Le problème reste entier, puisqu’il s’agit encore de déterminer à qui est attribué le risque de la preuve. L’article 9 du Nouveau Code de Procédure Civil dispose que « Il incombe à chaque partie de prouver conformément à la loi les faits nécessaires au succès de sa prétention. ». Cela signifie que le risque de la preuve ne dépend pas de l’initiative de la procédure mais de la formulation des prétentions. Par conséquent, il faut distinguer ici deux cas pouvant paraitre similaires mais foncièrement différents : la demande d’exécution d’une obligation et l’action en responsabilité pour inexécution d’une obligation. Dans cette affaire le demandeur ne demande pas à son médecin de l’informer — ce qui serait inutile— mais l’accuse de ne pas avoir exécuter son obligation d’informer. On se situe donc dans le second cas et c’est le demandeur qui émet une prétention, c’est donc à lui de prouver que le médecin ne l’a pas informé. Ainsi en suivant ce raisonnement, la décision de la haute juridiction peut être considéré contraire à l’ « orthodoxie juridique »mentionnée par G. Viney. On observe qu’il est aisé d’habiller une décision de rigueur juridique, mais que la jurisprudence de la Cour de Cassation semble plutôt répondre à des considérations d’opportunités.

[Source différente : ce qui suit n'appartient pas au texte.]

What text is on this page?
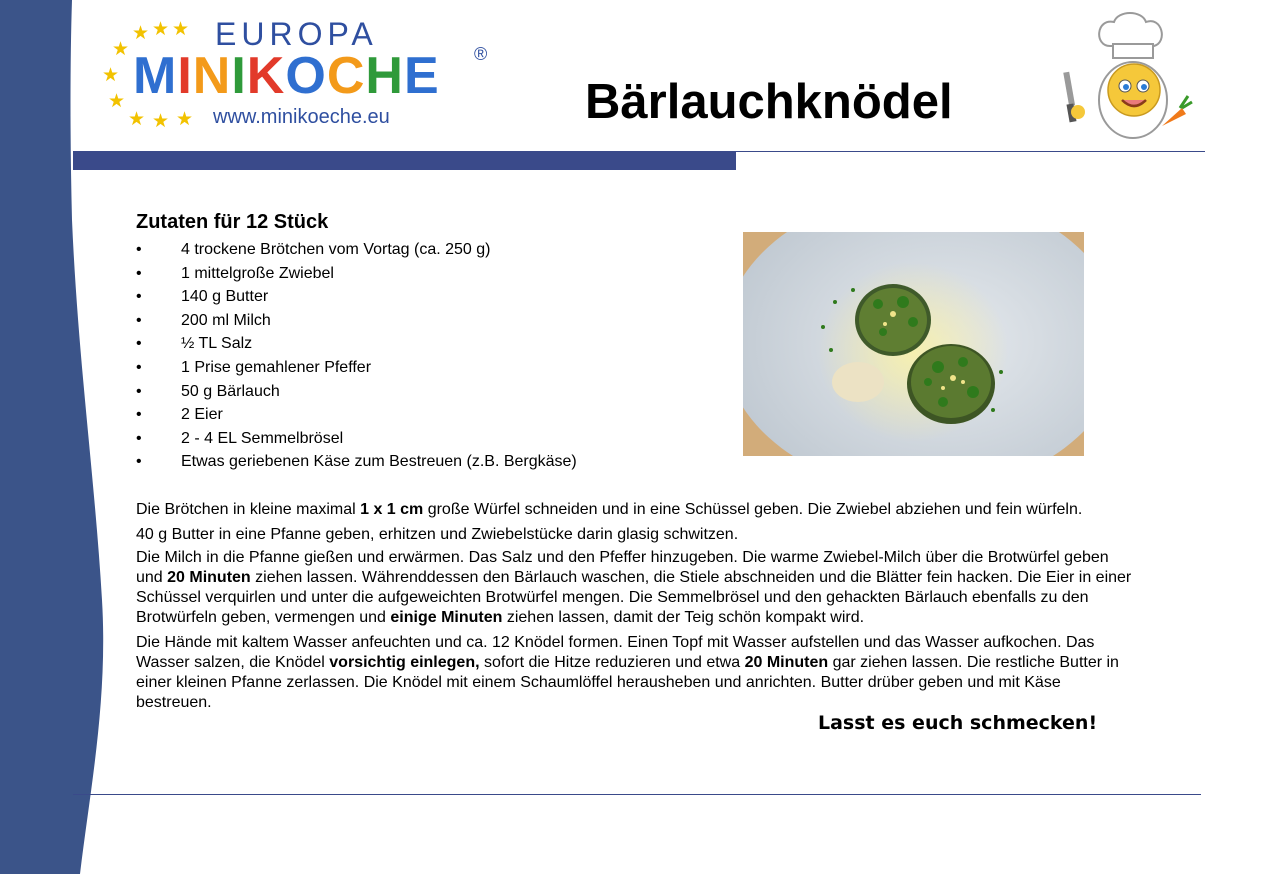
★
★
★
★
★
★ ★ ★
★ EUROPA
MINIKOCHE ®
www.minikoeche.eu	Bärlauchknödel
Zutaten für 12 Stück
• 4 trockene Brötchen vom Vortag (ca. 250 g)
• 1 mittelgroße Zwiebel
• 140 g Butter
• 200 ml Milch
• ½ TL Salz
• 1 Prise gemahlener Pfeffer
• 50 g Bärlauch
• 2 Eier
• 2 - 4 EL Semmelbrösel
• Etwas geriebenen Käse zum Bestreuen (z.B. Bergkäse)

Die Brötchen in kleine maximal 1 x 1 cm große Würfel schneiden und in eine Schüssel geben. Die Zwiebel abziehen und fein würfeln.

40 g Butter in eine Pfanne geben, erhitzen und Zwiebelstücke darin glasig schwitzen.

Die Milch in die Pfanne gießen und erwärmen. Das Salz und den Pfeffer hinzugeben. Die warme Zwiebel-Milch über die Brotwürfel geben und 20 Minuten ziehen lassen. Währenddessen den Bärlauch waschen, die Stiele abschneiden und die Blätter fein hacken. Die Eier in einer Schüssel verquirlen und unter die aufgeweichten Brotwürfel mengen. Die Semmelbrösel und den gehackten Bärlauch ebenfalls zu den Brotwürfeln geben, vermengen und einige Minuten ziehen lassen, damit der Teig schön kompakt wird.

Die Hände mit kaltem Wasser anfeuchten und ca. 12 Knödel formen. Einen Topf mit Wasser aufstellen und das Wasser aufkochen. Das Wasser salzen, die Knödel vorsichtig einlegen, sofort die Hitze reduzieren und etwa 20 Minuten gar ziehen lassen. Die restliche Butter in einer kleinen Pfanne zerlassen. Die Knödel mit einem Schaumlöffel herausheben und anrichten. Butter drüber geben und mit Käse bestreuen.

Lasst es euch schmecken!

B. Considérations d’opportunités débattues
Par considérations d’opportunités, il faut comprendre pragmatisme. En effet la Cour a pris en compte dans sa décision plusieurs éléments qu’elle jugeait opportuns. La première considération a trait précisément à la preuve de la victime. Il est extrêmement difficile pour elle d’apporter une preuve négative, c’est à dire la preuve d’une absence ou d’une inexécution (Larguier, La preuve d’un fait négatif, 1953). Dans ce cas précis, il est quasiment impossible pour le demandeur de prouver que son docteur ne l’a pas informé 7 ans auparavant.
La seconde considération est celle de la nécessité d’une plus grande rigueur dans la mise en oeuvre de l’obligation d’information, de manière à encourager et garantir la transparence. Par extension ce progrès permet aussi la réduction d’actes médicaux superflu et dangereux —comme la chirurgie esthétique. Cette considération peut se doubler d’une réflexion à caractère politique. Le procureur général de la République M. Burgelin écrit à propos des motivations de cette décision : « Il est bon également de tenir compte d’une évolution générale de notre société qui tend à abolir les distances traditionnelles entre la supériorité de ceux qui savent et l’infériorité des ignorants. »
On remarque tout de même que malgré ces considérations, cette décision reste largement contestée par le corps médical. On compte deux raisons principales à ces contestations : la première est le refus d’une trop grande immiscion du légal dans le domaine médical. La seconde est la crainte de décourager les patients de subir des opérations nécessaires en faisant une liste de risques exceptionnels.